16/08/2024
Ano 27 - Nº 1.379





ARQUIVO
MILTON XIMENES

Milton Ximenes Lima


In memorian

OS FINS DE CAMINHOS

 

Milton Ximenes Lima - Colunista, CooJornal

A enfermeira enfrenta mais um dia da sua missão profissional e caritativa. Ouve:

- Não me abandone, não me abandone....

Localiza o paciente, que, após, emudece.

Ele lhe lembra, então:

- Me acompanhe até o fim do meu tratamento...

Depois, emenda:

- Me faça um carinho...

Ela puxa uma cadeira, coloca-a ao lado do leito, coça-lhe suavemente a cabeça.

Mas não pode ficar ali eternamente, tem que cuidar dos demais doentes.

Anda pelas dependências da enfermaria, distribui atenciosos olhares para os enfermos e as máquinas que lhes vigiam a saúde. Socorre os que se mostram mais carentes. Tem ajuda de outras suas companheiras neste mister necessário e obrigatório.

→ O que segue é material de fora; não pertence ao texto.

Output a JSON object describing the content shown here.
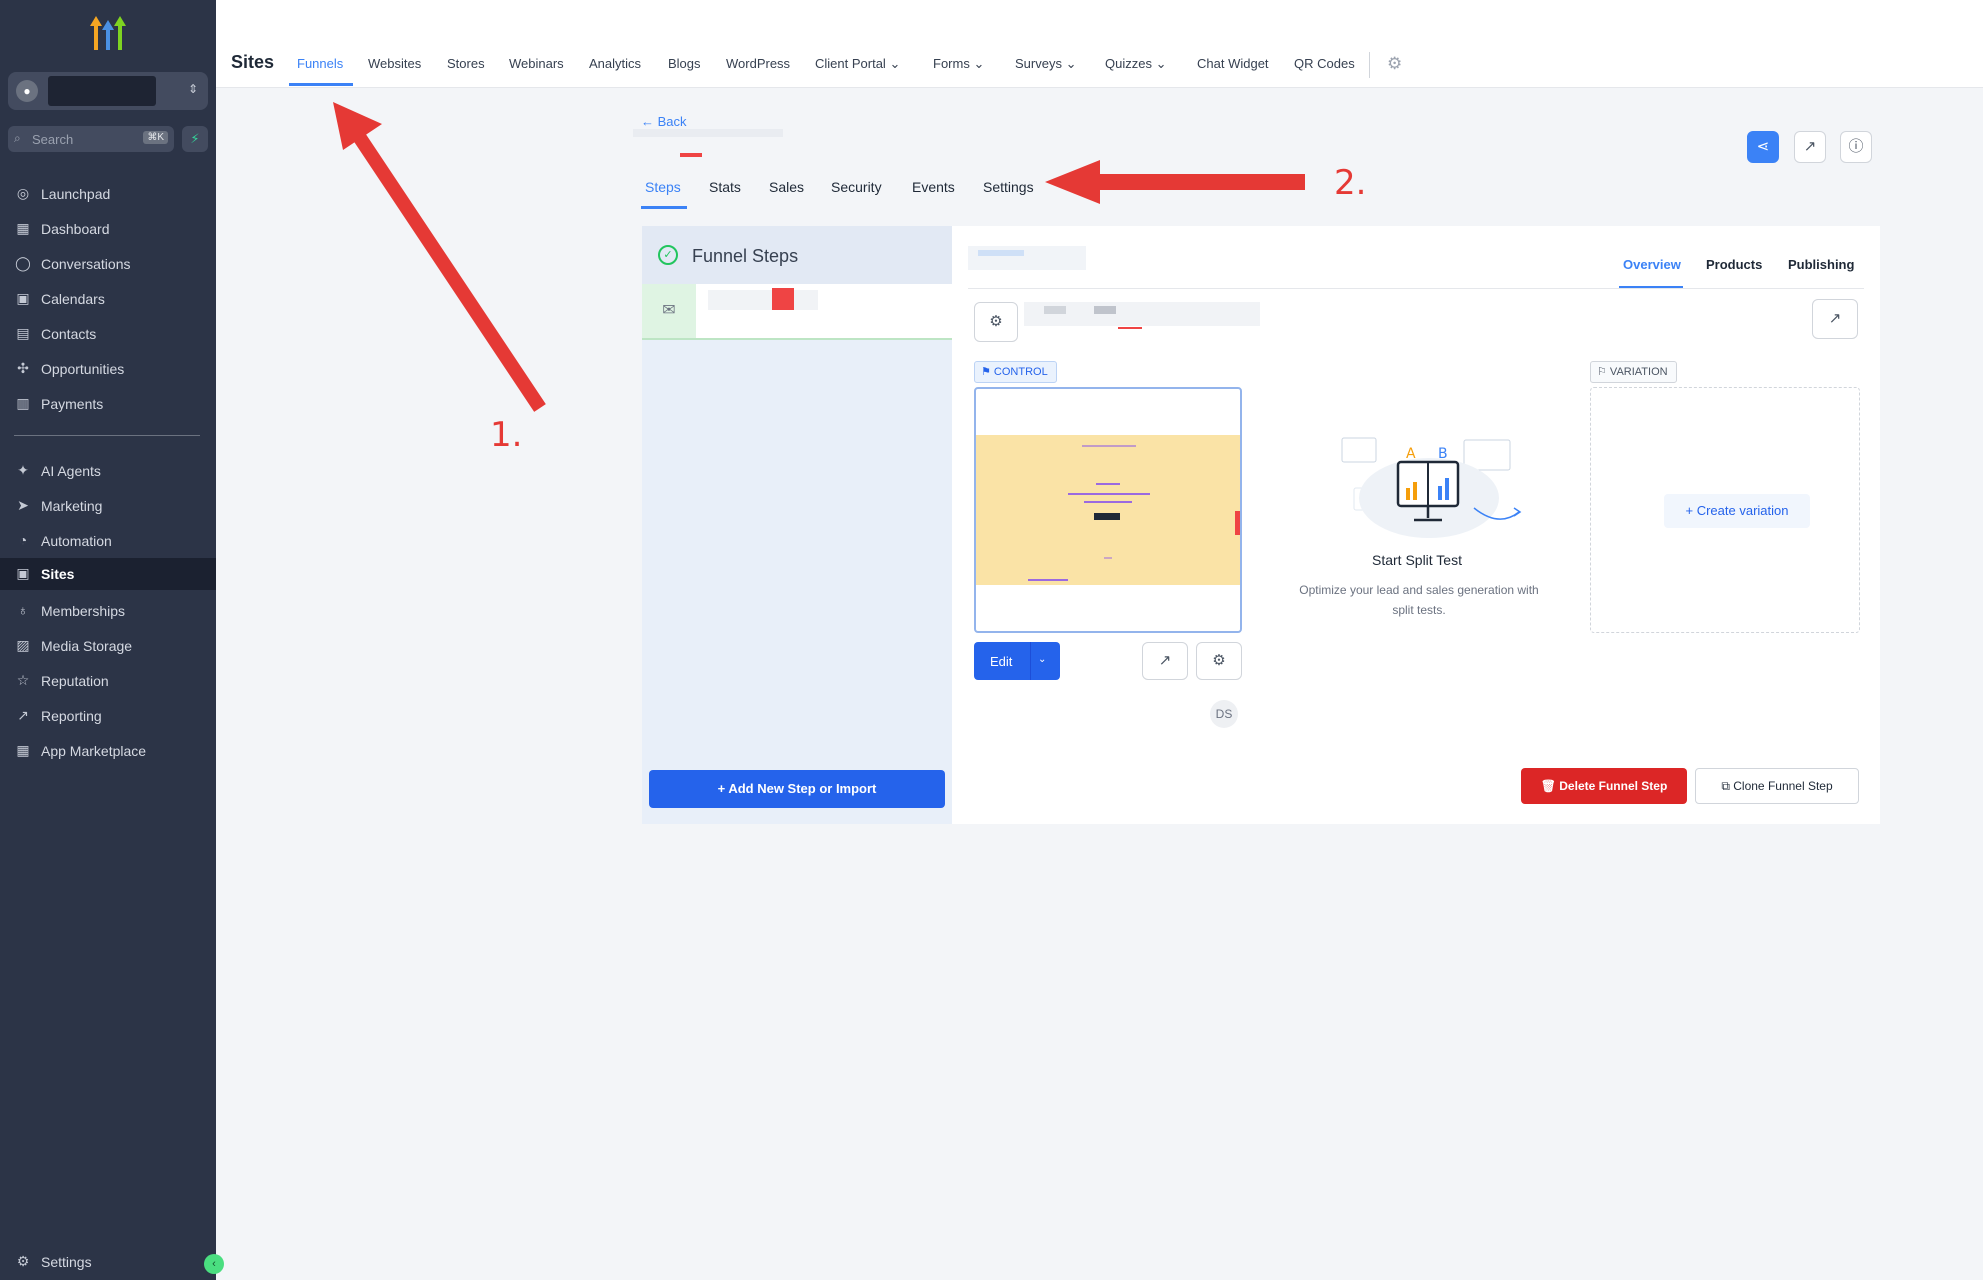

Frio, muito frio no centro de tratamento intensivo.

Ouvindo reclamações, põe suas mãos à disposição dos mais queixosos.

Deixá-los em posições mais relaxantes é o recomendado. Sono e sonhos se confundem nessas mentes tão precisadas.

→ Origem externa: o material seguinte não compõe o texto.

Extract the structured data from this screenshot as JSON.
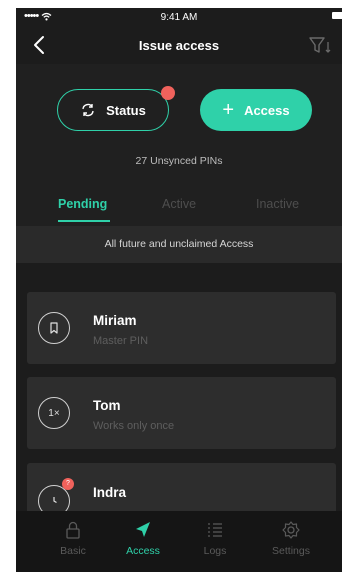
{
  "status_bar": {
    "signal": "•••••",
    "time": "9:41 AM"
  },
  "nav": {
    "title": "Issue access",
    "back_icon": "chevron-left-icon",
    "filter_icon": "filter-sort-icon"
  },
  "actions": {
    "status_label": "Status",
    "access_label": "Access",
    "access_plus": "+",
    "unsynced_text": "27 Unsynced PINs"
  },
  "tabs": [
    {
      "label": "Pending",
      "selected": true
    },
    {
      "label": "Active",
      "selected": false
    },
    {
      "label": "Inactive",
      "selected": false
    }
  ],
  "section_label": "All future and unclaimed Access",
  "list": [
    {
      "name": "Miriam",
      "subtitle": "Master PIN",
      "icon": "bookmark-icon"
    },
    {
      "name": "Tom",
      "subtitle": "Works only once",
      "icon": "once-icon",
      "icon_text": "1×"
    },
    {
      "name": "Indra",
      "subtitle": "",
      "icon": "clock-icon",
      "badge": "?"
    }
  ],
  "tab_bar": [
    {
      "label": "Basic",
      "icon": "lock-icon",
      "active": false
    },
    {
      "label": "Access",
      "icon": "send-icon",
      "active": true
    },
    {
      "label": "Logs",
      "icon": "list-icon",
      "active": false
    },
    {
      "label": "Settings",
      "icon": "gear-icon",
      "active": false
    }
  ],
  "colors": {
    "accent": "#2fd1a9",
    "alert": "#f0625c",
    "background": "#1c1c1c"
  }
}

Sabe também que os médicos estão chegando, apalpando-os ou acionando seus aparelhos auxiliares. Especialidades várias.

Bem mais tarde, algumas visitas serão admitidas, dependendo da gravidade dos casos. Umas, autorizadas a adentrar no ambiente, outras, no corredor, com notícias apenas.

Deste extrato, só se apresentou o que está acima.